Lincolnshire, Chicago (Internet, inf. wł., CST, CT) – Prokuratura stanowa powiatu Lake wystosowała formalne zarzuty nieostrożnego postępowania i narażenia na niebezpieczeństwo dziecka przeciwko 65-letniemu Robertowi Allanowi Kaderze z Villa Park, który w sobotę 1 marca wyleciał z Wisconsin swoim Piperem Clipperem i wylądował około godziny 2 po południu na polu golfowym ośrodka Marriott Lincolnshire Resort, by jego 14-letni syn zdążył na lekcję tenisa.

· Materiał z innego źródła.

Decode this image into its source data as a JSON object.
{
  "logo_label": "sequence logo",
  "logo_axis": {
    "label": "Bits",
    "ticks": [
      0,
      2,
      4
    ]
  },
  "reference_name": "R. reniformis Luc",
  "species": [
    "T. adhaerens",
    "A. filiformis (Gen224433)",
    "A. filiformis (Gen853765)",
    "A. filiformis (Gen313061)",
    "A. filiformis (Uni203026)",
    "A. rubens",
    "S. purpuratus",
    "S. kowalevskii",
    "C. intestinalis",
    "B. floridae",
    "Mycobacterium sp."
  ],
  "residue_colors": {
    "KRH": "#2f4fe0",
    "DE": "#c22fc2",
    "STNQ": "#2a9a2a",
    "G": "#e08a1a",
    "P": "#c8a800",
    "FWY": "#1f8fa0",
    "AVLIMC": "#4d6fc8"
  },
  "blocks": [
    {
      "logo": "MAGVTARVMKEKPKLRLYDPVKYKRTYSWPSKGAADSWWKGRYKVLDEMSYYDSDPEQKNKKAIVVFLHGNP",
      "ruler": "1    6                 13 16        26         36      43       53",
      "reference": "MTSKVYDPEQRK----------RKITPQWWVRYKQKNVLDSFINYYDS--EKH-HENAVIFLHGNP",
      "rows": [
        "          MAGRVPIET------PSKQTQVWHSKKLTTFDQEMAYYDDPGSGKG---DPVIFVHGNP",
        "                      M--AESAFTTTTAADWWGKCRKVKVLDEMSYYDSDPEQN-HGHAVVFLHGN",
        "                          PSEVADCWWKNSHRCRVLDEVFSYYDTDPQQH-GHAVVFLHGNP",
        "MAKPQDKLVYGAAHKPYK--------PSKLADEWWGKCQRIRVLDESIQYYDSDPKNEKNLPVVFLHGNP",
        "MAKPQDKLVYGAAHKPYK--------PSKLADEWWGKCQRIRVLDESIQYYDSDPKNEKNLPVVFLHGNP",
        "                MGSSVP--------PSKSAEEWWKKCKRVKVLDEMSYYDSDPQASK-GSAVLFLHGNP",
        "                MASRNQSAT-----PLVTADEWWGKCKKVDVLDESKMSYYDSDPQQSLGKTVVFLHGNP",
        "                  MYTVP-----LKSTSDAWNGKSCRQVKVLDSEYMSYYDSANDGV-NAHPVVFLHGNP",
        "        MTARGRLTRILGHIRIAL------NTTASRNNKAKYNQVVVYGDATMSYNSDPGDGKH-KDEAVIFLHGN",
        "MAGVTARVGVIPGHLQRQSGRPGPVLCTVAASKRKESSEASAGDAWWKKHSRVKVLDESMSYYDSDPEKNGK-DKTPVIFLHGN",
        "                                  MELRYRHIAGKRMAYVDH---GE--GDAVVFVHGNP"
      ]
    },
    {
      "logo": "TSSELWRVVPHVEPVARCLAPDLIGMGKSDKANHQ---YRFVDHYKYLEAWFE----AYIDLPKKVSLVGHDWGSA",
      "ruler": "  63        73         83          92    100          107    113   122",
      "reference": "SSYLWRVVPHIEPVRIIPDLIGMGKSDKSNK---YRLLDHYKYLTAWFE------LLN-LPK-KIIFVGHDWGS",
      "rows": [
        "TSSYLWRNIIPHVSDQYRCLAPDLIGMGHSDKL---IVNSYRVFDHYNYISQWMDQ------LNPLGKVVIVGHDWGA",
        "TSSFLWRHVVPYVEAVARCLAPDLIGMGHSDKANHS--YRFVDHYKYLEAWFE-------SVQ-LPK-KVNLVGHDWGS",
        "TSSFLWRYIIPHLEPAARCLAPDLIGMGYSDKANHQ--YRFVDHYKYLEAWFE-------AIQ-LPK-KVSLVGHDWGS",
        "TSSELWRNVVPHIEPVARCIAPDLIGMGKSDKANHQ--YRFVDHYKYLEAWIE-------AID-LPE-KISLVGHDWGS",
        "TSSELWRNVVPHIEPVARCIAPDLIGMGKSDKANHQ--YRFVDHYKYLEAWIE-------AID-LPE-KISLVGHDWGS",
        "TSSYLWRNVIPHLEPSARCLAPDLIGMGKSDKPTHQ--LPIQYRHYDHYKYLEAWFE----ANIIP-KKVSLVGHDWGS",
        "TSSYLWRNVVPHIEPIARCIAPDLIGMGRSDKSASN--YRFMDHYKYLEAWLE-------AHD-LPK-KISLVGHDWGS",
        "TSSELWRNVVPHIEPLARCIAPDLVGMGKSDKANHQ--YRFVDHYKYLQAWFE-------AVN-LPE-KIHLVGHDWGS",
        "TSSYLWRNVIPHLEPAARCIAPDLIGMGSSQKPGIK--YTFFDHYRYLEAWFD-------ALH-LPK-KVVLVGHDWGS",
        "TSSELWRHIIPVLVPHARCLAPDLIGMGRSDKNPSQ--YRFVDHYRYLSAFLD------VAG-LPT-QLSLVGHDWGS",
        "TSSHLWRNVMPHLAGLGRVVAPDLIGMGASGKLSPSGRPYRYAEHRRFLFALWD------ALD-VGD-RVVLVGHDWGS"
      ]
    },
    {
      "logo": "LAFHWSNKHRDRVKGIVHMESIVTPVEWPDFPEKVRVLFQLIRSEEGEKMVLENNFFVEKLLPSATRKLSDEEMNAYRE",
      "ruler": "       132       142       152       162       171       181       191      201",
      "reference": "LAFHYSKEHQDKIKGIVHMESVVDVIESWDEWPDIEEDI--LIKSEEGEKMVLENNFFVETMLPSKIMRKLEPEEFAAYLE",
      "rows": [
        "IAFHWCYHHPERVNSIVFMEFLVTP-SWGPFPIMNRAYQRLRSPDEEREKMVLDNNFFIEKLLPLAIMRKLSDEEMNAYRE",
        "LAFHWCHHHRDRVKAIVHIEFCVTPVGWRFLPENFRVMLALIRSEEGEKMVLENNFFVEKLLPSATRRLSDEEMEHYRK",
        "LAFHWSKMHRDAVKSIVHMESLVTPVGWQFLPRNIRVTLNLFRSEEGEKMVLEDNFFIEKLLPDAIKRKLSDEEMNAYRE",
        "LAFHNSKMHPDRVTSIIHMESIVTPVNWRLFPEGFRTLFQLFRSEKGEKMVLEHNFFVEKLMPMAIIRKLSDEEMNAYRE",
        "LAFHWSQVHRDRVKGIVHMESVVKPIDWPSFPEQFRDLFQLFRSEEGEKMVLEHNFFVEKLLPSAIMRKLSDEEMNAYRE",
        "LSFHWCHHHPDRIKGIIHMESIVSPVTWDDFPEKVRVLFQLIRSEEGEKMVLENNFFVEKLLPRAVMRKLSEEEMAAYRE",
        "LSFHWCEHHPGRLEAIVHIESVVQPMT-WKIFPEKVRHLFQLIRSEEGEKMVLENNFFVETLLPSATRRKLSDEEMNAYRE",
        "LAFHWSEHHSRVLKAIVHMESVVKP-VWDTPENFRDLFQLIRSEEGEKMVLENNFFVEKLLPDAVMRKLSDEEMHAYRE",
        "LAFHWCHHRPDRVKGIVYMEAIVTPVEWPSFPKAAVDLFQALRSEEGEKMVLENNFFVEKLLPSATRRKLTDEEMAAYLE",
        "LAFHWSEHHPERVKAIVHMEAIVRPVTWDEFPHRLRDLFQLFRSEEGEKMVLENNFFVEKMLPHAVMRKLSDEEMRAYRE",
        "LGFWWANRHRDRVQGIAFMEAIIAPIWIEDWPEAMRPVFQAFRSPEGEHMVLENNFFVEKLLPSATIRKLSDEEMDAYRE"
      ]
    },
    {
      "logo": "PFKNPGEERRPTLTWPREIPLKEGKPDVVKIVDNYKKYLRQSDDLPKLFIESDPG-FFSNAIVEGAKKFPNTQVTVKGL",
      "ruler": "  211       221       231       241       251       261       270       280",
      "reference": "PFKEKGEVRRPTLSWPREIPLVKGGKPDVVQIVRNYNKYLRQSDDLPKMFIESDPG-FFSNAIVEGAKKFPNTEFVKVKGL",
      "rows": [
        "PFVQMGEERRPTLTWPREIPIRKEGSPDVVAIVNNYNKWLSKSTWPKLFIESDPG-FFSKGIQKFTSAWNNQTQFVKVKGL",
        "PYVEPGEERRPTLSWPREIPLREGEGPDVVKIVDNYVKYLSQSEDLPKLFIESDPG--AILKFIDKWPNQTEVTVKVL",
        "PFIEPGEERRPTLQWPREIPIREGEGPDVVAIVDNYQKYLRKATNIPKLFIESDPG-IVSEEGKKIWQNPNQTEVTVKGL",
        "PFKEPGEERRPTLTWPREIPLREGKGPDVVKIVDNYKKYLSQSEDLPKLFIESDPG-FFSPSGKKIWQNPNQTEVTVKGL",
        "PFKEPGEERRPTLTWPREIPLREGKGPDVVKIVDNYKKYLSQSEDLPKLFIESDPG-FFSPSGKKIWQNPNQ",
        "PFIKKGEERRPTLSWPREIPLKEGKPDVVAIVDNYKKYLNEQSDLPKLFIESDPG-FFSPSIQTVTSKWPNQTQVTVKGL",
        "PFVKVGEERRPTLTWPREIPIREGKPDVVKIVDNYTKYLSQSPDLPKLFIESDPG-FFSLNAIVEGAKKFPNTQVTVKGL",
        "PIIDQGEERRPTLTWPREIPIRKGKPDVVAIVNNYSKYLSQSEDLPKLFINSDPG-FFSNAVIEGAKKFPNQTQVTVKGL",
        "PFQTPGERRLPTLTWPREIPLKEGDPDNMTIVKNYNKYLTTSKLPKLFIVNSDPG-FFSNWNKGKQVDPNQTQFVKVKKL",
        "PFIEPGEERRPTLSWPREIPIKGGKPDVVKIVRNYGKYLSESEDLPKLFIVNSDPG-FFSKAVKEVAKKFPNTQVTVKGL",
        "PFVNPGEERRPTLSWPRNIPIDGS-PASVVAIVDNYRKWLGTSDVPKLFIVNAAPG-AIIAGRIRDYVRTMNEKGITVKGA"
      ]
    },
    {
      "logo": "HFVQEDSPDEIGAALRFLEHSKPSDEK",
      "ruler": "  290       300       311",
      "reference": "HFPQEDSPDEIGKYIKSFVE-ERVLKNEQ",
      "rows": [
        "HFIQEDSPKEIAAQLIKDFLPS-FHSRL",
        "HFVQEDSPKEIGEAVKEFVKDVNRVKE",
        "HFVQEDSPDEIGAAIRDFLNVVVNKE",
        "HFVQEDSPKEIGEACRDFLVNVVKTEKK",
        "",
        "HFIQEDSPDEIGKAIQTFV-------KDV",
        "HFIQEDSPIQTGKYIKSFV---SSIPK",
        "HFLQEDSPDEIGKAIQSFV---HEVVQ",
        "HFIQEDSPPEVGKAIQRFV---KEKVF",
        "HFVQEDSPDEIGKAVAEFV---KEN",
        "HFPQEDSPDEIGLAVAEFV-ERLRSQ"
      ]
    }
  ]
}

Formalne zarzuty przeciwko Kaderze zostały wystosowane we wtorek 29 kwietnia. Kadera oddał się w ręce władz, a następnie został zwolniony po zapłaceniu tysiąca dolarów kaucji.
Następne przesłuchanie w tej sprawie odbędzie się 13 maja o godz 9 rano w Sądzie Okręgowym Powiatu Lake.
Przypomnijmy, że 1 marca br. Kadera zamierzał odlecieć swoją maszyną z pola golfowego, ale zabronił mu Federalny Zarząd Lotnictwa Cywilnego (FAA). Rozebrana na części awionetka została na polecenie policji przewieziona na plac firmy holowniczej, gdzie policja oraz inspektorzy władz federalnych mieli przeprowadzić przegląd maszyny.
Niewykluczone, że Federalna Krajowa Rada ds. Bezpieczeństwa Transportu i Komunikacji, NTSB, postawi Robertowi Kaderze formalne zarzuty, ponieważ w jego samolocie wykryto wyciek paliwa.
W wywiadzie udzielonym w marcu lokalnemu programowi radiowemu (WLUP-FM) Kadera powiedział, że latał awionetką do restauracji położonej w pobliżu zamarzniętego, pokrytego śniegiem jeziora, którego tafli używał do lądowania maszyną.